Sam Reese Sheppard was just 7 when his mother was murdered, and it seems impossible to overstate the effect the crime and its aftermath have had on his life. The 52-year-old struggled for years to come to grips with his mother's death and his father's imprisonment, and in the past decade, he has dedicated his life to solving the murder and on a broader level, to reforming the criminal justice system.
He is not without his critics. Especially in Cleveland, where many remain convinced of his father's guilt, Sheppard is regarded as either an opportunist or an eccentric or both.
Sheppard, known as Chip or Sam Jr. as a boy, was the only child of Dr. Sam and Marilyn Sheppard. He recalls an idyllic childhood with his parents and dog Kokie in the family's white frame home on Lake Erie.
That all changed July 4, 1954 when family friends awakened Sheppard and spirited him, still clad in pajamas, away from the home. He later found out that he had slept though his mother's brutal murder in the next bedroom.
His father and his extended family tried to shield him from the oppressive press attention, even keeping him away from his mother's funeral. Within a year, his father had been convicted of the crime and incarcerated. For the next ten years, he was raised by his aunt and uncle and saw his father during brief visits to the Columbus prison. The loss of his parents was compounded by his grandmother's suicide and grandfather's subsequent death.
Sheppard was 17 when the Supreme Court overturned his father's conviction. Two years later, at a new trial, the elder Sheppard was acquitted. It was difficult for father and son to resume their once close relationship, however. Dr. Sheppard died of alcoholism just four years after his acquittal and once again, his son stayed away from the funeral to avoid publicity.
Sam Reese Sheppard carved out his own life, first in Boston, where his father's attorney F. Lee Bailey helped him get into Boston University, and then Maine and ultimately California. He never graduated from college, instead becoming a part-time dental hygienist. He now lives in a shabby residential hotel in Oakland, California.

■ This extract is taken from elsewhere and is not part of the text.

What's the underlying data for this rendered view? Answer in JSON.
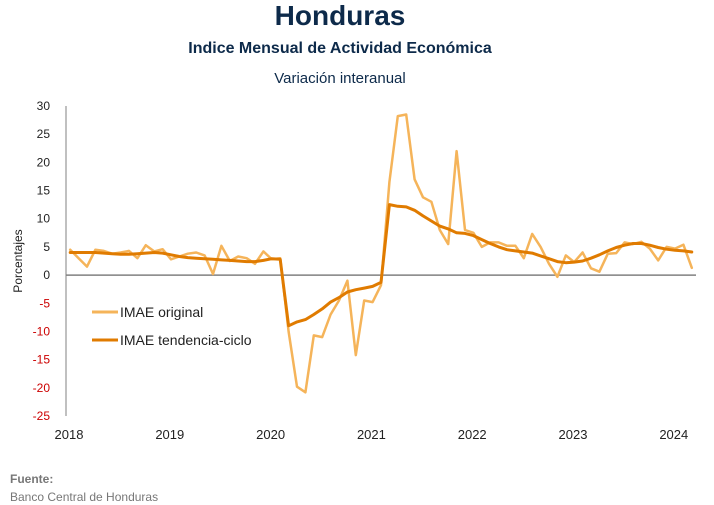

In a profile by Cleveland Scene magazine, Sheppard said he first realized he had "emotional problems" stemming from his mother's death in the early 1970s when his girlfriend of five years suggested they start a family.

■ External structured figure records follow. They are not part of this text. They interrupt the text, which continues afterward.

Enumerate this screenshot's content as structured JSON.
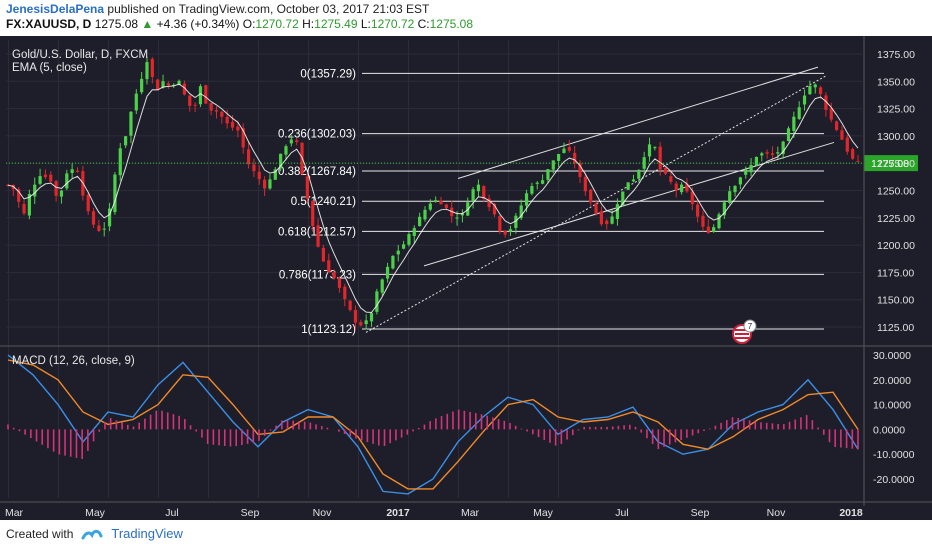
{
  "header": {
    "author": "JenesisDelaPena",
    "published": "published on TradingView.com, October 03, 2017 21:03 EST",
    "symbol": "FX:XAUUSD, D",
    "last": "1275.08",
    "change": "+4.36 (+0.34%)",
    "o_label": "O:",
    "o_val": "1270.72",
    "h_label": "H:",
    "h_val": "1275.49",
    "l_label": "L:",
    "l_val": "1270.72",
    "c_label": "C:",
    "c_val": "1275.08"
  },
  "footer": {
    "created_with": "Created with",
    "brand": "TradingView"
  },
  "colors": {
    "panel_bg": "#1e1e2a",
    "up": "#4cd24a",
    "down": "#e2262a",
    "ema": "#ffffff",
    "macd": "#3b8fe6",
    "signal": "#f08a2a",
    "hist": "#d6337a",
    "fib": "#e8e8e8",
    "price_line": "#33cc33",
    "badge": "#c8223a"
  },
  "chart_data": [
    {
      "type": "candlestick",
      "title": "Gold/U.S. Dollar, D, FXCM",
      "indicator": "EMA (5, close)",
      "x_ticks": [
        "Mar",
        "May",
        "Jul",
        "Sep",
        "Nov",
        "2017",
        "Mar",
        "May",
        "Jul",
        "Sep",
        "Nov",
        "2018"
      ],
      "y_ticks": [
        1125.0,
        1150.0,
        1175.0,
        1200.0,
        1225.0,
        1250.0,
        1275.0,
        1300.0,
        1325.0,
        1350.0,
        1375.0
      ],
      "ylim": [
        1113,
        1382
      ],
      "last_price": "1275.08",
      "fib_levels": [
        {
          "ratio": "0",
          "price": 1357.29,
          "label": "0(1357.29)"
        },
        {
          "ratio": "0.236",
          "price": 1302.03,
          "label": "0.236(1302.03)"
        },
        {
          "ratio": "0.382",
          "price": 1267.84,
          "label": "0.382(1267.84)"
        },
        {
          "ratio": "0.5",
          "price": 1240.21,
          "label": "0.5(1240.21)"
        },
        {
          "ratio": "0.618",
          "price": 1212.57,
          "label": "0.618(1212.57)"
        },
        {
          "ratio": "0.786",
          "price": 1173.23,
          "label": "0.786(1173.23)"
        },
        {
          "ratio": "1",
          "price": 1123.12,
          "label": "1(1123.12)"
        }
      ],
      "price_path": [
        [
          0,
          1255
        ],
        [
          0.3,
          1250
        ],
        [
          0.6,
          1225
        ],
        [
          0.9,
          1250
        ],
        [
          1.3,
          1265
        ],
        [
          1.7,
          1260
        ],
        [
          2.0,
          1240
        ],
        [
          2.4,
          1270
        ],
        [
          2.8,
          1268
        ],
        [
          3.1,
          1235
        ],
        [
          3.5,
          1215
        ],
        [
          3.8,
          1212
        ],
        [
          4.1,
          1235
        ],
        [
          4.4,
          1285
        ],
        [
          4.7,
          1300
        ],
        [
          5.0,
          1330
        ],
        [
          5.3,
          1350
        ],
        [
          5.6,
          1372
        ],
        [
          5.9,
          1340
        ],
        [
          6.2,
          1350
        ],
        [
          6.5,
          1345
        ],
        [
          6.8,
          1352
        ],
        [
          7.1,
          1335
        ],
        [
          7.4,
          1322
        ],
        [
          7.7,
          1345
        ],
        [
          8.0,
          1325
        ],
        [
          8.4,
          1322
        ],
        [
          8.8,
          1310
        ],
        [
          9.2,
          1305
        ],
        [
          9.6,
          1275
        ],
        [
          10.0,
          1262
        ],
        [
          10.3,
          1252
        ],
        [
          10.6,
          1265
        ],
        [
          10.9,
          1282
        ],
        [
          11.2,
          1295
        ],
        [
          11.5,
          1300
        ],
        [
          11.75,
          1265
        ],
        [
          12.0,
          1240
        ],
        [
          12.3,
          1205
        ],
        [
          12.7,
          1180
        ],
        [
          13.1,
          1168
        ],
        [
          13.5,
          1148
        ],
        [
          13.9,
          1130
        ],
        [
          14.2,
          1126
        ],
        [
          14.5,
          1135
        ],
        [
          14.8,
          1160
        ],
        [
          15.1,
          1175
        ],
        [
          15.4,
          1190
        ],
        [
          15.8,
          1200
        ],
        [
          16.2,
          1215
        ],
        [
          16.6,
          1230
        ],
        [
          17.0,
          1242
        ],
        [
          17.4,
          1238
        ],
        [
          17.8,
          1225
        ],
        [
          18.2,
          1228
        ],
        [
          18.5,
          1248
        ],
        [
          18.8,
          1256
        ],
        [
          19.1,
          1240
        ],
        [
          19.4,
          1232
        ],
        [
          19.7,
          1212
        ],
        [
          20.0,
          1210
        ],
        [
          20.3,
          1225
        ],
        [
          20.6,
          1240
        ],
        [
          20.9,
          1255
        ],
        [
          21.3,
          1257
        ],
        [
          21.6,
          1270
        ],
        [
          22.0,
          1283
        ],
        [
          22.3,
          1290
        ],
        [
          22.6,
          1280
        ],
        [
          22.9,
          1260
        ],
        [
          23.2,
          1245
        ],
        [
          23.5,
          1230
        ],
        [
          23.8,
          1218
        ],
        [
          24.1,
          1222
        ],
        [
          24.4,
          1240
        ],
        [
          24.8,
          1258
        ],
        [
          25.1,
          1262
        ],
        [
          25.5,
          1285
        ],
        [
          25.8,
          1296
        ],
        [
          26.1,
          1268
        ],
        [
          26.4,
          1262
        ],
        [
          26.7,
          1250
        ],
        [
          27.0,
          1255
        ],
        [
          27.3,
          1242
        ],
        [
          27.6,
          1225
        ],
        [
          27.9,
          1211
        ],
        [
          28.2,
          1215
        ],
        [
          28.5,
          1232
        ],
        [
          28.8,
          1248
        ],
        [
          29.1,
          1256
        ],
        [
          29.4,
          1266
        ],
        [
          29.7,
          1272
        ],
        [
          30.0,
          1284
        ],
        [
          30.4,
          1283
        ],
        [
          30.7,
          1282
        ],
        [
          31.0,
          1293
        ],
        [
          31.3,
          1310
        ],
        [
          31.6,
          1325
        ],
        [
          31.9,
          1340
        ],
        [
          32.2,
          1350
        ],
        [
          32.5,
          1338
        ],
        [
          32.8,
          1320
        ],
        [
          33.1,
          1308
        ],
        [
          33.4,
          1295
        ],
        [
          33.7,
          1280
        ],
        [
          34.0,
          1275
        ]
      ]
    },
    {
      "type": "line",
      "title": "MACD (12, 26, close, 9)",
      "y_ticks": [
        30.0,
        20.0,
        10.0,
        0.0,
        -10.0,
        -20.0
      ],
      "y_tick_labels": [
        "30.0000",
        "20.0000",
        "10.0000",
        "0.0000",
        "-10.0000",
        "-20.0000"
      ],
      "ylim": [
        -26.5,
        32
      ],
      "series": [
        {
          "key": "macd",
          "points": [
            [
              0,
              30
            ],
            [
              1,
              22
            ],
            [
              2,
              10
            ],
            [
              3,
              -5
            ],
            [
              4,
              7
            ],
            [
              5,
              5
            ],
            [
              6,
              18
            ],
            [
              7,
              27
            ],
            [
              8,
              15
            ],
            [
              9,
              3
            ],
            [
              10,
              -7
            ],
            [
              11,
              3
            ],
            [
              12,
              8
            ],
            [
              13,
              5
            ],
            [
              14,
              -7
            ],
            [
              15,
              -25
            ],
            [
              16,
              -26
            ],
            [
              17,
              -20
            ],
            [
              18,
              -5
            ],
            [
              19,
              5
            ],
            [
              20,
              13
            ],
            [
              21,
              10
            ],
            [
              22,
              -2
            ],
            [
              23,
              4
            ],
            [
              24,
              5
            ],
            [
              25,
              9
            ],
            [
              26,
              -5
            ],
            [
              27,
              -10
            ],
            [
              28,
              -8
            ],
            [
              29,
              2
            ],
            [
              30,
              7
            ],
            [
              31,
              10
            ],
            [
              32,
              20
            ],
            [
              33,
              8
            ],
            [
              34,
              -8
            ]
          ]
        },
        {
          "key": "signal",
          "points": [
            [
              0,
              28
            ],
            [
              1,
              26
            ],
            [
              2,
              20
            ],
            [
              3,
              7
            ],
            [
              4,
              2
            ],
            [
              5,
              4
            ],
            [
              6,
              10
            ],
            [
              7,
              22
            ],
            [
              8,
              21
            ],
            [
              9,
              10
            ],
            [
              10,
              -2
            ],
            [
              11,
              -1
            ],
            [
              12,
              5
            ],
            [
              13,
              5
            ],
            [
              14,
              -3
            ],
            [
              15,
              -18
            ],
            [
              16,
              -24
            ],
            [
              17,
              -24
            ],
            [
              18,
              -13
            ],
            [
              19,
              -1
            ],
            [
              20,
              10
            ],
            [
              21,
              12
            ],
            [
              22,
              5
            ],
            [
              23,
              3
            ],
            [
              24,
              4
            ],
            [
              25,
              7
            ],
            [
              26,
              3
            ],
            [
              27,
              -6
            ],
            [
              28,
              -8
            ],
            [
              29,
              -3
            ],
            [
              30,
              4
            ],
            [
              31,
              8
            ],
            [
              32,
              14
            ],
            [
              33,
              15
            ],
            [
              34,
              0
            ]
          ]
        },
        {
          "key": "hist",
          "points": [
            [
              0,
              2
            ],
            [
              1,
              -4
            ],
            [
              2,
              -10
            ],
            [
              3,
              -12
            ],
            [
              4,
              5
            ],
            [
              5,
              1
            ],
            [
              6,
              8
            ],
            [
              7,
              5
            ],
            [
              8,
              -6
            ],
            [
              9,
              -7
            ],
            [
              10,
              -5
            ],
            [
              11,
              4
            ],
            [
              12,
              3
            ],
            [
              13,
              0
            ],
            [
              14,
              -4
            ],
            [
              15,
              -7
            ],
            [
              16,
              -2
            ],
            [
              17,
              4
            ],
            [
              18,
              8
            ],
            [
              19,
              6
            ],
            [
              20,
              3
            ],
            [
              21,
              -2
            ],
            [
              22,
              -7
            ],
            [
              23,
              1
            ],
            [
              24,
              1
            ],
            [
              25,
              2
            ],
            [
              26,
              -8
            ],
            [
              27,
              -4
            ],
            [
              28,
              0
            ],
            [
              29,
              5
            ],
            [
              30,
              3
            ],
            [
              31,
              2
            ],
            [
              32,
              6
            ],
            [
              33,
              -7
            ],
            [
              34,
              -8
            ]
          ]
        }
      ]
    }
  ]
}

"I knew I still had emotional problems, and until I worked that stuff out, I just couldn't risk raising kids," said Sheppard, who ended the relationship.
On the 20th anniversary of his mother's death, Sheppard suffered a nervous breakdown, even slitting his wrists. He entered therapy, where he says he was diagnosed as suffering from post-traumatic stress disorder, and then became a Buddhist.
Throughout these ups and downs, he scorned the media spotlight. That changed, however, in the late 1980s when, Sheppard said, a resurgence in executions pushed him to take his story public. He saw a link between the condemned men and his father, and felt compelled to stand up to what he believed was injustice. In 1989, he spoke out publicly on the murder for the first time.
In this new public career, which lead to a book deal, protest marches and the current lawsuit, Sam Reese Sheppard is often criticized as strange and greedy. Totally bald and often dressed in all-black almost monastic clothes, he cuts an odd figure in Cleveland. There, people also question his motives, alleging that he is trying to make a buck off of his mother's horrible death. Sam Reese, many say, should just get on with his life.
For his part, Sheppard maintains he is not out for money. He says he needs to solve his mother's murder and show the world how his father suffered injustice at the state's hands.
"My father's life was destroyed by the state of Ohio. Any son that would sweep that under the rug is not worth their salt as far as I'm concerned," Sheppard said.